3.2 Termination for Cause. StratX authorizes termination of this Agreement by Covered Entity, if Covered Entity determines StratX has violated a material term of the Agreement, and StratX has not cured the breach or ended the violation within the time specified by Covered Entity.

3.3. Obligations of StratX Upon Termination. Upon termination of this Agreement for any reason, STRATX shall return to Covered Entity or, if agreed to by Covered Entity, destroy all protected health information received from Covered Entity, or created, maintained, or received by STRATX on behalf of Covered Entity, that STRATX still maintains in any form. STRATX shall retain no copies of the protected health information. Upon termination of this Agreement for any reason, StratX, with respect to protected health information received from Covered Entity, or created, maintained, or received by StratX on behalf of Covered Entity, shall:

(a) Retain only that protected health information which is necessary for StratX to continue its proper management and administration or to carry out its legal responsibilities;

(b) Return to Covered Entity or, if agreed to by Covered Entity, destroy the remaining protected health information that StratX still maintains in any form;

(c) Continue to use appropriate safeguards and comply with Subpart C of 45 CFR Part 164 with respect to electronic protected health information to prevent use or disclosure of the protected health information, other than as provided for in this Section, for as long as STRATX retains the protected health information; (d) Not use or disclose the PHI retained by STRATX other than for the purposes for which such protected health information was retained and subject to the same conditions set out above, which applied prior to termination; and

(e) Return to Covered Entity or, if agreed to by Covered Entity, destroy the protected health information retained by STRATX when it is no longer needed by STRATX for its proper management and administration or to carry out its legal responsibilities.

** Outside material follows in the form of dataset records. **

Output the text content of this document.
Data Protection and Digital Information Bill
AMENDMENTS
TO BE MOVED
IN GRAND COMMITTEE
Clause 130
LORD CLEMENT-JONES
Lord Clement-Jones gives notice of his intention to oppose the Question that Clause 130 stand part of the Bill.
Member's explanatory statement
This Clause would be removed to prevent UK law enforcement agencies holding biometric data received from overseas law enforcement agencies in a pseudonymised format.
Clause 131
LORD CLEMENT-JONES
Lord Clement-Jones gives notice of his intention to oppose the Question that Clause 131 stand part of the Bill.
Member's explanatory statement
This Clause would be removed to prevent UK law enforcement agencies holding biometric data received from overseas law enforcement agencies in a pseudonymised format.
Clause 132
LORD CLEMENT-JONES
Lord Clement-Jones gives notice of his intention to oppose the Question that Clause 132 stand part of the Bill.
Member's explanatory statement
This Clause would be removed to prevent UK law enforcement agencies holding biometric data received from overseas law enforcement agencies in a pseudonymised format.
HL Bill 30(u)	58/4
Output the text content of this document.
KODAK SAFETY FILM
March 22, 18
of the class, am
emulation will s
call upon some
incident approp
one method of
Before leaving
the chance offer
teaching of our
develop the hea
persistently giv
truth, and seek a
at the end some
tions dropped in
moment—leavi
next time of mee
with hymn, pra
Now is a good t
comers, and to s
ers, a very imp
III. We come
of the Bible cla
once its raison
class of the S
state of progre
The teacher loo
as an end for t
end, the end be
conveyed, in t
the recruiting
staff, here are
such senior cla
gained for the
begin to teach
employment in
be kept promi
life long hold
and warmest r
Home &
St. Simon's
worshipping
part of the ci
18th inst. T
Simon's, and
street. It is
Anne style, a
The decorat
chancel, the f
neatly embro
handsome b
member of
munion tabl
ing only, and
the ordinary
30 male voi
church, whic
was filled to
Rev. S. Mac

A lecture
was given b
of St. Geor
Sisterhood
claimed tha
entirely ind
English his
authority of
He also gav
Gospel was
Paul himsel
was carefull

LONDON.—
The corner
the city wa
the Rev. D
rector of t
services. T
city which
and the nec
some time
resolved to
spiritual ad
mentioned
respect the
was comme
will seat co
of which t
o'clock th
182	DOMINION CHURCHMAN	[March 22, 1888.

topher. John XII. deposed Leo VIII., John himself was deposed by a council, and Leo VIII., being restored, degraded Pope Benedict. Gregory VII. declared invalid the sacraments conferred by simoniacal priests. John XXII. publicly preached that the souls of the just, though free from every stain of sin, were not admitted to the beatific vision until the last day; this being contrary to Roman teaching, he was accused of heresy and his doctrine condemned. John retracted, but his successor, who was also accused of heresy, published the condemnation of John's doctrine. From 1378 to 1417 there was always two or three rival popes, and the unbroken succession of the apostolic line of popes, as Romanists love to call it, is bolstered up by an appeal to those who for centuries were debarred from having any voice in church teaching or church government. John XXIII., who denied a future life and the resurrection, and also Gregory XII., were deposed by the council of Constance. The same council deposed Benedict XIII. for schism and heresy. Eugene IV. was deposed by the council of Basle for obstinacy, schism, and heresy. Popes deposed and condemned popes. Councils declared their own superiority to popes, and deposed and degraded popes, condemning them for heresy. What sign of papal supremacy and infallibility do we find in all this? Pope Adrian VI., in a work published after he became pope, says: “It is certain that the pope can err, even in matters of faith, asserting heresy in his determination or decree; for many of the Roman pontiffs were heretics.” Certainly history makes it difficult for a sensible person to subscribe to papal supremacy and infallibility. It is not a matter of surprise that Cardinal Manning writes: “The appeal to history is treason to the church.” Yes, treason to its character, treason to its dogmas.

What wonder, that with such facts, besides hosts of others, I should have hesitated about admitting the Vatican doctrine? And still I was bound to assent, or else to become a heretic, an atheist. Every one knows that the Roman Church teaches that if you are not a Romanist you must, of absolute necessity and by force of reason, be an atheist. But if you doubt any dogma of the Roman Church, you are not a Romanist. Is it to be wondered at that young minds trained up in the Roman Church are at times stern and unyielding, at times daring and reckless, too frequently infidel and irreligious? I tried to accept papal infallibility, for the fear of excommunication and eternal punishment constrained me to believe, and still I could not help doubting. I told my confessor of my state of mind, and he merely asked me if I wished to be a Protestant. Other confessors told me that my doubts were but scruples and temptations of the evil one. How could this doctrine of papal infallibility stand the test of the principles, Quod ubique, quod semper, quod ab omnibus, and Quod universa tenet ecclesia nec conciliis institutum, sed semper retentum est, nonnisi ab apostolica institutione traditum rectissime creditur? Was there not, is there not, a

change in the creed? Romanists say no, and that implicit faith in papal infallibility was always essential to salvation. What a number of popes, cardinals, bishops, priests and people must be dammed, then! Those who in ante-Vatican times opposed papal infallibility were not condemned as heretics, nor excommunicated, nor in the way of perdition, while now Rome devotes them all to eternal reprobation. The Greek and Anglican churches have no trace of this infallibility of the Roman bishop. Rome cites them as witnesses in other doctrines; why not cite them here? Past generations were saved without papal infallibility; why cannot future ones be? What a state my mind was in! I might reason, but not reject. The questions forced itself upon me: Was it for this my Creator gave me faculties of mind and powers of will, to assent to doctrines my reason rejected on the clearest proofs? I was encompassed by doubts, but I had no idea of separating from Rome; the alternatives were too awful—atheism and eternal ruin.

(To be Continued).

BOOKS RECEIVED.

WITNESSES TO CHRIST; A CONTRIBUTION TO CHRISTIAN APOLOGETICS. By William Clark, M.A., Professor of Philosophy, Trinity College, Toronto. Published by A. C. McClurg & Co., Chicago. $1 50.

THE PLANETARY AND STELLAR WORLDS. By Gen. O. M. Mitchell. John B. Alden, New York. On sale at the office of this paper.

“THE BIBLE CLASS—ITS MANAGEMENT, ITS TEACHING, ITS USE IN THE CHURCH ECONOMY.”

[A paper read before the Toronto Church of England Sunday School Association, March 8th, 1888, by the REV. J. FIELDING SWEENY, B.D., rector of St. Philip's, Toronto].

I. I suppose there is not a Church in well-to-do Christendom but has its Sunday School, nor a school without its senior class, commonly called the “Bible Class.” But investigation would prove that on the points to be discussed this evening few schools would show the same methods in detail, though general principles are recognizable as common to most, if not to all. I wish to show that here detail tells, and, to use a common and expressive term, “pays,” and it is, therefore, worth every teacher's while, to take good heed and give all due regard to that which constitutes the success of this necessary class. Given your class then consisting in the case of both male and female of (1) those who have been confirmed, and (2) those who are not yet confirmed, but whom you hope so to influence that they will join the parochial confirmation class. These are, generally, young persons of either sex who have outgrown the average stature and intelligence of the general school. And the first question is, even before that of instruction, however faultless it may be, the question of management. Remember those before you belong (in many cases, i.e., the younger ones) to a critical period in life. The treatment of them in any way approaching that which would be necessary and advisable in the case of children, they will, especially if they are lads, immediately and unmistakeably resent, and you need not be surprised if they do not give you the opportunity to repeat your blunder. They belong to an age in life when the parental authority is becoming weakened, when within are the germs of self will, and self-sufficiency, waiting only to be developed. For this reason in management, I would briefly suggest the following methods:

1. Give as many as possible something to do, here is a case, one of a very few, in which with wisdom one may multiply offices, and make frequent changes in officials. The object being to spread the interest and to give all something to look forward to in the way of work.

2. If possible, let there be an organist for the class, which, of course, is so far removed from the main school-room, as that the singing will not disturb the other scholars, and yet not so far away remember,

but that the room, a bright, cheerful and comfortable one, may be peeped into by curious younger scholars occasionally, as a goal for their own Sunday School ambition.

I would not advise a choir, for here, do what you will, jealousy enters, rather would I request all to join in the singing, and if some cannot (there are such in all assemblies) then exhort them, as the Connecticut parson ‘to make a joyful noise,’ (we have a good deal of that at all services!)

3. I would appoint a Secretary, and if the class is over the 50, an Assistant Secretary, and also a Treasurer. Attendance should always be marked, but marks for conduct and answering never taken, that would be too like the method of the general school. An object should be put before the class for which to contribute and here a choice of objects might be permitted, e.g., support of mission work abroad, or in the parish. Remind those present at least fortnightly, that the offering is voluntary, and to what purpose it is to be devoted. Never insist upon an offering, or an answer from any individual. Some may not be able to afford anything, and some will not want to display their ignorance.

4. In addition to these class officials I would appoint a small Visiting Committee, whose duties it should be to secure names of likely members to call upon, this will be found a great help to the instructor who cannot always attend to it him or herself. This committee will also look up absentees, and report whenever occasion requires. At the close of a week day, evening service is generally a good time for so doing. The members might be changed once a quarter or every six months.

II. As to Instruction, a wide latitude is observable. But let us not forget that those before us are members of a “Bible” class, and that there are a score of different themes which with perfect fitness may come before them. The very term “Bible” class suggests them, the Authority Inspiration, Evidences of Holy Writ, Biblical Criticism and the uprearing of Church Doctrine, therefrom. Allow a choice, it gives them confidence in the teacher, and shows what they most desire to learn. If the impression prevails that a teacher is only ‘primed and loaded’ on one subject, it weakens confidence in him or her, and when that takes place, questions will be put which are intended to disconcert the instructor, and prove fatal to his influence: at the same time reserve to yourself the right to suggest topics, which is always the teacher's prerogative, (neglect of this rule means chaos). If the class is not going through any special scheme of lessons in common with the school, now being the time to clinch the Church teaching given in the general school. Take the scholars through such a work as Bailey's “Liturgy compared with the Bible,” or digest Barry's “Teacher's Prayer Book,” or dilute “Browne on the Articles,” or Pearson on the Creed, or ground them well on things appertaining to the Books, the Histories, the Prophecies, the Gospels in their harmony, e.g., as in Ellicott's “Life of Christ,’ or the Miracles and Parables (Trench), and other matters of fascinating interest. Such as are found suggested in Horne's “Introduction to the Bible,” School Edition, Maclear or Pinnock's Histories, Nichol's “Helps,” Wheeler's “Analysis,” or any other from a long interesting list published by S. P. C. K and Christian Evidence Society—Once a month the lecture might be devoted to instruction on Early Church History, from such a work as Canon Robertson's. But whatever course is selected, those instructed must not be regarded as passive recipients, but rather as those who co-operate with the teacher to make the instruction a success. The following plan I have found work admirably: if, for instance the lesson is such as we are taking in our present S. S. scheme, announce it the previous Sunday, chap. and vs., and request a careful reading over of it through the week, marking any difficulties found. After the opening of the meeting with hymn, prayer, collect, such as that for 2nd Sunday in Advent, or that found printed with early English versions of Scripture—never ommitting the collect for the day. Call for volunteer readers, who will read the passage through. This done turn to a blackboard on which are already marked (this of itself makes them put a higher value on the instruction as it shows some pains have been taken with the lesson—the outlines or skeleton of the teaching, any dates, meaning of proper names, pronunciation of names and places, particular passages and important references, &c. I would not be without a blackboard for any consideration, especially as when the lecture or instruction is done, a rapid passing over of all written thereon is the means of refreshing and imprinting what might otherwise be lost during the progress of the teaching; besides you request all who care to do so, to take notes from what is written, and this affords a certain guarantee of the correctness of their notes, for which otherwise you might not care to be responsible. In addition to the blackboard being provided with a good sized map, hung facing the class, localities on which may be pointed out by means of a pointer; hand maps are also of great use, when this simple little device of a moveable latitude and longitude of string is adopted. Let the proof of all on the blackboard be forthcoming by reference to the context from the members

3.4 Survival. The obligations of StratX under this Section shall survive the termination of this Agreement.

4.0 Indemnification. Covered Entity will indemnify, hold harmless and defend STRATX from and against any and all claims, losses, liabilities, costs and other expenses incurred as a result of, or arising directly or indirectly out of or in connection with:

(i) any misrepresentation, breach of warranty or non-fulfillment of any undertaking on the part of the Covered Entity; and

(ii) any claims, demands, awards, judgments, actions and proceedings made by any person or organization arising out of or in any way connected with the Covered Entity’s liability for unauthorized disclosure of PHI.

5.0 Counterparts. This Agreement may be executed in any number of counterparts, each of which shall be deemed an original, but all of which together shall constitute one original Agreement. Facsimile signatures shall be accepted and enforceable in lieu of original signatures.